Needling involves instillation of topical anesthetic drops (e.g., Amethocaine 0.1%) and Apraclonidine 0.5% or 1% for vasoconstriction (optionally Phenylephrine 2.5% can be used), a preoperative antibiotic (e.g., Ofloxacine 2.5%), and lid scrub with povidone iodine solution to the eyelids and periorbital area. A lid speculum is placed in the eye. Needling can be performed with the naked eye at the slit-lamp, or preferably in a treatment room under an operating microscope. The patient is instructed to look to the direction that would ensure maximum exposure to the surgery site [downwards in the case of a 12 o’clock surgical site (Fig. 20.1)]. A corneal stay suture is advisable if the patient is anxious or moving.

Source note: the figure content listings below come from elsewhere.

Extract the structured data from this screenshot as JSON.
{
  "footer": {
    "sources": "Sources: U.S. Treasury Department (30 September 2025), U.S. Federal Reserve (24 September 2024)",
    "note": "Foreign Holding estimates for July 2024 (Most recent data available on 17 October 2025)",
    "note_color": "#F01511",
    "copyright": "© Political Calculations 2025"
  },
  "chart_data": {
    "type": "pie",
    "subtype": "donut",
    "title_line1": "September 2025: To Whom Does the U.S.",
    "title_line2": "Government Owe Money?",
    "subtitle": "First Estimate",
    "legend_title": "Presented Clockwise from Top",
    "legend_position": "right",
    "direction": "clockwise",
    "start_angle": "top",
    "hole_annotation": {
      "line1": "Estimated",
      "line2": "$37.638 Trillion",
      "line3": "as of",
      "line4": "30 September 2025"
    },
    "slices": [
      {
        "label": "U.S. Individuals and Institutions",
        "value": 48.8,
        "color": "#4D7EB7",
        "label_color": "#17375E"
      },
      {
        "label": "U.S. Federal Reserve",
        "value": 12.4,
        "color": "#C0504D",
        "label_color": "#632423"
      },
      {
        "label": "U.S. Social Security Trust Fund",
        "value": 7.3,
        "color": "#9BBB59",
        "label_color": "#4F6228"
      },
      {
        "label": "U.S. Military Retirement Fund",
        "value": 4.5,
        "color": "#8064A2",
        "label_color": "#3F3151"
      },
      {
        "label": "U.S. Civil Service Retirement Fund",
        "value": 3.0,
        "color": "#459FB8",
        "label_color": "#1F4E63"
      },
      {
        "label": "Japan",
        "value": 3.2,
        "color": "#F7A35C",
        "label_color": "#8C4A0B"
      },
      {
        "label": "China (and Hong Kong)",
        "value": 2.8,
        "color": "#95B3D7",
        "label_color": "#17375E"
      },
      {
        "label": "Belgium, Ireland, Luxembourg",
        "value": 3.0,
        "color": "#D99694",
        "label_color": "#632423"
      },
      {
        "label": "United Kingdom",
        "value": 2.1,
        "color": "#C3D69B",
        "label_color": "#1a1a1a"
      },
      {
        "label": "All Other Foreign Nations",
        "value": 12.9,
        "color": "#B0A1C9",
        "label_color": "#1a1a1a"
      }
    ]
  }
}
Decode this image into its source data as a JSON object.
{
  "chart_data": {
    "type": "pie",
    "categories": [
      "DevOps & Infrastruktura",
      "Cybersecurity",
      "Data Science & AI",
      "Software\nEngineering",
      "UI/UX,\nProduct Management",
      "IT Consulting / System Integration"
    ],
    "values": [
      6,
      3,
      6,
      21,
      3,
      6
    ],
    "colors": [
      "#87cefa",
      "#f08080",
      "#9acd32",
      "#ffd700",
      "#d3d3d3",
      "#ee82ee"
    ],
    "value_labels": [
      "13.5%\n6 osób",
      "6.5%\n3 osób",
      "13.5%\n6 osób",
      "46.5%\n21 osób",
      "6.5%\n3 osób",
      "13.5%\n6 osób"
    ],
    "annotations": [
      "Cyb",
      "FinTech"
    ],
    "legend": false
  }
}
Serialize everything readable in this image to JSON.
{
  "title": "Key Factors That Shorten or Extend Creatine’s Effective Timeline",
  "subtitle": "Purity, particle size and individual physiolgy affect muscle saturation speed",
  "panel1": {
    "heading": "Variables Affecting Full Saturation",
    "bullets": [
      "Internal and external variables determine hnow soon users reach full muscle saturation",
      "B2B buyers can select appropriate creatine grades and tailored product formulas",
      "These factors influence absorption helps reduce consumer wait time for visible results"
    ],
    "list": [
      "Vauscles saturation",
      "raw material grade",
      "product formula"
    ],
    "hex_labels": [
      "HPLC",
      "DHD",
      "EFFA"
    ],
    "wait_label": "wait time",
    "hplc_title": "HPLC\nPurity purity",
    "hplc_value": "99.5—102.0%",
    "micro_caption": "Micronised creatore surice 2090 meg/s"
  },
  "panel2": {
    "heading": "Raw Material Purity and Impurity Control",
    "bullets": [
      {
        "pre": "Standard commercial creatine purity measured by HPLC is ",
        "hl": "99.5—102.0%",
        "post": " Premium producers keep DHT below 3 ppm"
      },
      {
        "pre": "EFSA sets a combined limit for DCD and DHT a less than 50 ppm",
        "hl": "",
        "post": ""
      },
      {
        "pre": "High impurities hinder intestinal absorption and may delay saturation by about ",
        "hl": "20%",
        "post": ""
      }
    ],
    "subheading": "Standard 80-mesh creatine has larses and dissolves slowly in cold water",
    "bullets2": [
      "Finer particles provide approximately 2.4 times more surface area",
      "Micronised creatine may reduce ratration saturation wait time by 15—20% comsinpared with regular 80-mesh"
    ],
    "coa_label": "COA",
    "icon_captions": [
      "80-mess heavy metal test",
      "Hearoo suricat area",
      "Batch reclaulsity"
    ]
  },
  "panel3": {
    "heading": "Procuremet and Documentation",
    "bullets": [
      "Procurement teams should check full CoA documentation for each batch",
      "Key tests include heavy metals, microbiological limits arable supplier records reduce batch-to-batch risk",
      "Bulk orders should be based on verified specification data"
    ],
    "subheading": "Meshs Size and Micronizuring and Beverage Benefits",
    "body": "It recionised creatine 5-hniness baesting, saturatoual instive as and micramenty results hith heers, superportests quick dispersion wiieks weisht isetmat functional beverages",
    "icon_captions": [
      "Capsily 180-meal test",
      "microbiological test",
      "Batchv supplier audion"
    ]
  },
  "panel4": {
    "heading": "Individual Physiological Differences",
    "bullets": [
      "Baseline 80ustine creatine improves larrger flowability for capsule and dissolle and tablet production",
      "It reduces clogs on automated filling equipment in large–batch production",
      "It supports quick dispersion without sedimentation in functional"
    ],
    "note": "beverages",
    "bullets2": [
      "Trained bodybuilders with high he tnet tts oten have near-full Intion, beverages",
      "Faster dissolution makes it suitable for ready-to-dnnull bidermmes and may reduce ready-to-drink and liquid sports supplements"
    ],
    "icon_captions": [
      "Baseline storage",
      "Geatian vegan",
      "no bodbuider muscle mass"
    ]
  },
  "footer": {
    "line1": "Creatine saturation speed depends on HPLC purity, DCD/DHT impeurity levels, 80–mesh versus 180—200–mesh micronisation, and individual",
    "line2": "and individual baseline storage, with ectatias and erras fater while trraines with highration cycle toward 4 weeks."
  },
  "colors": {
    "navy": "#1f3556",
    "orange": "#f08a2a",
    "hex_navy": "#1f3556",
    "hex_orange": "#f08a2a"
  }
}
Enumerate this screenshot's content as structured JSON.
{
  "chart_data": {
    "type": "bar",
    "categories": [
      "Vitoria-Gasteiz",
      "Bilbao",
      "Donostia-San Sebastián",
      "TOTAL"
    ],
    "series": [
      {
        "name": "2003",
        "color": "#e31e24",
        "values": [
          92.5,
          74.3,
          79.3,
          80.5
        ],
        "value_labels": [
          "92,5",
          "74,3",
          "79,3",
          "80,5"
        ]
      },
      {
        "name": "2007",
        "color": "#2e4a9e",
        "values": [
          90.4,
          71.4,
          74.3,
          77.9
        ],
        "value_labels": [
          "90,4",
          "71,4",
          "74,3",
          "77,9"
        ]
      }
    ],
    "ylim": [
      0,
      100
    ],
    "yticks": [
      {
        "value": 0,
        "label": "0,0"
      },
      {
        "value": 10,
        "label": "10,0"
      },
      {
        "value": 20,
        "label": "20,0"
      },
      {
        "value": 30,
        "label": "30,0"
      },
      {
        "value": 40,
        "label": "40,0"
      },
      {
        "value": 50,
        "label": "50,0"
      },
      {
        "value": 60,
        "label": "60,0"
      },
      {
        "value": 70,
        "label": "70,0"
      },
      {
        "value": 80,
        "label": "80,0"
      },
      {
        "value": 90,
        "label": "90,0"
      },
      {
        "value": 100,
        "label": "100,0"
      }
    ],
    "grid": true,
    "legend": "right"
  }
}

A 30 or 29 gage needle is mounted on a 1 mL (insulin) syringe. The syringe is left straight or bent with a blade breaker to a “bent bayonet” shape if required. The needle is introduced beneath the conjunctiva near the surgical site, usually using an entry site 5 6 mm temporal to the site of the scleral flap. A small amount of local anesthetic or BSS can be injected subconjunctivally (e.g., 0.1 mL xylocaine) to elevate the conjunctiva off the sclera so as to prevent conjunctival or vessel perforation. However, we do not find this necessary in most cases. If visualization of the needle tip is difficult due to congestion or too much conjunctival elevation, a suture-lysis lens is placed on the conjunctiva to deturgess or flatten it allowing for excellent visualization of the needle tip and the edges of the scleral flap. The tip of the needle should be carefully moved in order to penetrate under the edge of the flap edge through the fibrous capsule. The needle is then carefully advanced under the flap and the flap elevated with a sweeping motion (Fig. 20.1). Some authors enter the anterior chamber with the needle tip, but if this is done care should be taken not to perforate the ciliary body as this can cause a hyphema (13). Entering the anterior chamber is not recommended in phakic patients.
If the initial needling seems not to elevate the flap, slightly deeper penetration should be attempted to disrupt the scleral periflap fibrosis. The needle is then withdrawn in the same track. As this is done, a bleb will immediately form. Suturing of the conjunctiva
Figure 20.1 Needle is advanced carefully under the flap and the flap elevated.